The nuclear matrix protein CIZ1 facilitates localization of Xist RNA to the inactive X-chromosome territory

• Published in: Genes & development Vol. 31; no. 9; pp. 876 - 888
• Main Authors: Ridings-Figueroa, Rebeca, Stewart, Emma R., Nesterova, Tatyana B., Coker, Heather, Pintacuda, Greta, Godwin, Jonathan, Wilson, Rose, Haslam, Aidan, Lilley, Fred, Ruigrok, Renate, Bageghni, Sumia A., Albadrani, Ghadeer, Mansfield, William, Roulson, Jo-An, Brockdorff, Neil, Ainscough, Justin F.X., Coverley, Dawn
• Format: Journal Article
• Language: English
• Published: United States Cold Spring Harbor Laboratory Press 01.05.2017
• Subjects: Animals; Cell Differentiation; Cells, Cultured; Embryo, Mammalian - metabolism; Embryo, Mammalian - pathology; Embryonic Stem Cells - metabolism; Embryonic Stem Cells - pathology; Female; Fibroblasts - metabolism; Fibroblasts - pathology; Gene Expression Regulation; Humans; Lymphoproliferative Disorders - genetics; Lymphoproliferative Disorders - metabolism; Lymphoproliferative Disorders - pathology; Male; Mice; Mice, Inbred C57BL; Mice, Inbred CBA; Mice, Knockout; Nuclear Proteins - physiology; Research Paper; RNA, Long Noncoding - genetics; RNA, Long Noncoding - metabolism; Sex Characteristics; X Chromosome - genetics; X Chromosome - metabolism; X Chromosome Inactivation; CIZ1; lymphoproliferative disorder; Xist; nuclear matrix; X-chromosome inactivation
• ISSN: 0890-9369; 1549-5477; 1549-5477
• DOI: 10.1101/gad.295907.117

The nuclear matrix protein Cip1-interacting zinc finger protein 1 (CIZ1) promotes DNA replication in association with cyclins and has been linked to adult and pediatric cancers.
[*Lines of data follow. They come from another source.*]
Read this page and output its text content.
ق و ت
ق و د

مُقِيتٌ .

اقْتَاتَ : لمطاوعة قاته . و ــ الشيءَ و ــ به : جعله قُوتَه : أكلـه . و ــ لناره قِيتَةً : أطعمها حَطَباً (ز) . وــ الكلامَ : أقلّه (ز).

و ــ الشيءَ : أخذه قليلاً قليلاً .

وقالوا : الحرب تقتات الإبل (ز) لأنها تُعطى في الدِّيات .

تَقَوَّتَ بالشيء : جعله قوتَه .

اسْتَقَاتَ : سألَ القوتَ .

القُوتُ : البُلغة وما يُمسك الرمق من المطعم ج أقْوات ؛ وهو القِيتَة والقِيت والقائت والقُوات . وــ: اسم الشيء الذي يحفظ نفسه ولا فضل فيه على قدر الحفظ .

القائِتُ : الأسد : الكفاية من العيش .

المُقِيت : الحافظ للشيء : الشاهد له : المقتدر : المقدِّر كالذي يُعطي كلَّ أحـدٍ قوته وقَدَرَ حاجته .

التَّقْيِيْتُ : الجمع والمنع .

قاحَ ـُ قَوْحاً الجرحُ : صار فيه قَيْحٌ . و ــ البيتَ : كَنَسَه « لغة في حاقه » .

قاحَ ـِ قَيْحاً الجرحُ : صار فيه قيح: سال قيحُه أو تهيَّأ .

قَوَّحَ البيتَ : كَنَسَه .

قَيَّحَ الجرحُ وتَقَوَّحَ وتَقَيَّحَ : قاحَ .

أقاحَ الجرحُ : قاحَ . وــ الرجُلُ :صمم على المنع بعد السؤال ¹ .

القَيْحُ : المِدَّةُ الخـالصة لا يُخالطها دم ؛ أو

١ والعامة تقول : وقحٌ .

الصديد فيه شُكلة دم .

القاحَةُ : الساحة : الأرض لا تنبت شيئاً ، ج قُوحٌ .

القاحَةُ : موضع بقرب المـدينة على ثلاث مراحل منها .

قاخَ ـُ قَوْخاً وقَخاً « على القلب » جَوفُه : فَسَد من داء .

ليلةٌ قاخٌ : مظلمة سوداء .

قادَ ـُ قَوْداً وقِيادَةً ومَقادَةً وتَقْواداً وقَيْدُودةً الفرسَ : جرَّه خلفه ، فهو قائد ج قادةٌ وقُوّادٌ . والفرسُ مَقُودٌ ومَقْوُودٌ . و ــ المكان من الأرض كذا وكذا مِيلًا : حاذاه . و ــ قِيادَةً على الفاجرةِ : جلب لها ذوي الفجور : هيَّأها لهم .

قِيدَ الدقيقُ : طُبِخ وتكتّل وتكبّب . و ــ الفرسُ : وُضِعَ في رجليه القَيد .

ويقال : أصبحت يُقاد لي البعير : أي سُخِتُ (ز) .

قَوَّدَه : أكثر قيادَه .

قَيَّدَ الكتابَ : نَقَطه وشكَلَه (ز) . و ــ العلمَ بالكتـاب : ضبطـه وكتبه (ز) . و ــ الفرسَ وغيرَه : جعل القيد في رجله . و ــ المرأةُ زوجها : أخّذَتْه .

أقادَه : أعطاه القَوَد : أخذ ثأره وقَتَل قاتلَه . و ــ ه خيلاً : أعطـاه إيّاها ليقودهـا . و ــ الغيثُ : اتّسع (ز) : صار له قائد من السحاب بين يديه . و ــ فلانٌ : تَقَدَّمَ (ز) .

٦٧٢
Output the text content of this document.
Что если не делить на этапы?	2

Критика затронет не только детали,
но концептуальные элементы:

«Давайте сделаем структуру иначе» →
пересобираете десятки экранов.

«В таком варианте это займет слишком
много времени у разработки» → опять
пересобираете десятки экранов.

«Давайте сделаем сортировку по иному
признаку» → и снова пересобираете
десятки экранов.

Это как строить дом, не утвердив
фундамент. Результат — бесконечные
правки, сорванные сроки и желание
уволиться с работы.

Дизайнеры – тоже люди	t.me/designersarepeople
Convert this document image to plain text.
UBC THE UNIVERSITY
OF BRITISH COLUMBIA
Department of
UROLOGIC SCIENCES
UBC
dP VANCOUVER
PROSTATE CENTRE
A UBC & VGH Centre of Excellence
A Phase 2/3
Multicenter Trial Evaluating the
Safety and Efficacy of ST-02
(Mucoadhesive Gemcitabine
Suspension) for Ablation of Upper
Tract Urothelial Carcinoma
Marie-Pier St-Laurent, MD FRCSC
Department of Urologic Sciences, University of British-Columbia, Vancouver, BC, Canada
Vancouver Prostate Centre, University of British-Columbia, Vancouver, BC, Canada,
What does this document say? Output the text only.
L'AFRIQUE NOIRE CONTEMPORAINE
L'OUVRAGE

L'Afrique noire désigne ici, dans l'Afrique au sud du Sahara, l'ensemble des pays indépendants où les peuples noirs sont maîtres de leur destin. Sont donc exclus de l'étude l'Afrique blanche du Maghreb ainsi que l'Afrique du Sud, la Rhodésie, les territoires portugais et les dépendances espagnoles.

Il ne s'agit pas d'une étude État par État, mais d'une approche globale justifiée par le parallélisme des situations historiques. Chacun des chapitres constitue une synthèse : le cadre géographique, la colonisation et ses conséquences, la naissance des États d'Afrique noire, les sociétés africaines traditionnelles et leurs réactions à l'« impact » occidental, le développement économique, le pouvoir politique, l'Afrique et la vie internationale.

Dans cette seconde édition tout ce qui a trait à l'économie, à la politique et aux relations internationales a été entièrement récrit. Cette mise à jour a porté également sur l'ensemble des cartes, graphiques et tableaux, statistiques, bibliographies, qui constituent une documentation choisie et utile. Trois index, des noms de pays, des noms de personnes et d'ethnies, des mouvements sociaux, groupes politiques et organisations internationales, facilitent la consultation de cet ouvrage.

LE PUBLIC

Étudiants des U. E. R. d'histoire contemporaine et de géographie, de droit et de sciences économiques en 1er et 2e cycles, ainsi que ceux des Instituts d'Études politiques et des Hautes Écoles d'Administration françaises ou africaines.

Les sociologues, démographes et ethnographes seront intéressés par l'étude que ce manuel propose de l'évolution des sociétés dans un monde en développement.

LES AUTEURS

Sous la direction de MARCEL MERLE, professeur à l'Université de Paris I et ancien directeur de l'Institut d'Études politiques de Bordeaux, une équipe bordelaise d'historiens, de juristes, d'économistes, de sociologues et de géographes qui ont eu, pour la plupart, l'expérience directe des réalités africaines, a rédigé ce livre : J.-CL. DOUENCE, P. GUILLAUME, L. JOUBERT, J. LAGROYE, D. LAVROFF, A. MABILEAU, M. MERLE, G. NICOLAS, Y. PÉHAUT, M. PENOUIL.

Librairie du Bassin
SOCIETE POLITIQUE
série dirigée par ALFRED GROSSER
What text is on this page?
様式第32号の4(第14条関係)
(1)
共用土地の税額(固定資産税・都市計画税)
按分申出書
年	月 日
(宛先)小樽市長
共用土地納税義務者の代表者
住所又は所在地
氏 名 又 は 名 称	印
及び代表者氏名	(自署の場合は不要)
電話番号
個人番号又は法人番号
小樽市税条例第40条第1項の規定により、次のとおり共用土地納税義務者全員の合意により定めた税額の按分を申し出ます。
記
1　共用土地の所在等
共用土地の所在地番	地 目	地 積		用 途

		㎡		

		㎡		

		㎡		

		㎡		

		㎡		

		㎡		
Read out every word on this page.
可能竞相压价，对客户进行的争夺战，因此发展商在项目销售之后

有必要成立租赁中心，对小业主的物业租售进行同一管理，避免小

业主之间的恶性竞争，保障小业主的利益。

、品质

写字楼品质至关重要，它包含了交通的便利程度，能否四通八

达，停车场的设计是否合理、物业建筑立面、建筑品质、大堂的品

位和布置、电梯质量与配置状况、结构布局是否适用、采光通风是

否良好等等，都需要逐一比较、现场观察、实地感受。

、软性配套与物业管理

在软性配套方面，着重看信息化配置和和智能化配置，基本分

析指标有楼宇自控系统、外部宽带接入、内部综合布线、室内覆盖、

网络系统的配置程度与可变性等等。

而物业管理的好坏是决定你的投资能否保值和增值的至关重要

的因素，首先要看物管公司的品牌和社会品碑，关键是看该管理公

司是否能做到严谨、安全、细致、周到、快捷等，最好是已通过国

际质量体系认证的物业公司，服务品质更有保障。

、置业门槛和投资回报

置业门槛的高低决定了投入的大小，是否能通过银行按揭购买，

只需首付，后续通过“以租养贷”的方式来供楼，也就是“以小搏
Here we show that CIZ1 is highly enriched on the inactive X chromosome (Xi) in mouse and human female cells and is retained by interaction with the RNA-dependent nuclear matrix. CIZ1 is recruited to Xi in response to expression of X inactive-specific transcript (Xist) RNA during the earliest stages of X inactivation in embryonic stem cells and is dependent on the C-terminal nuclear matrix anchor domain of CIZ1 and the E repeats of Xist . CIZ1-null mice, although viable, display fully penetrant female-specific lymphoproliferative disorder. Interestingly, in mouse embryonic fibroblast cells derived from CIZ1-null embryos, Xist RNA localization is disrupted, being highly dispersed through the nucleoplasm rather than focal. Focal localization is reinstated following re-expression of CIZ1. Focal localization of Xist RNA is also disrupted in activated B and T cells isolated from CIZ1-null animals, suggesting a possible explanation for female-specific lymphoproliferative disorder. Together, these findings suggest that CIZ1 has an essential role in anchoring Xist to the nuclear matrix in specific somatic lineages.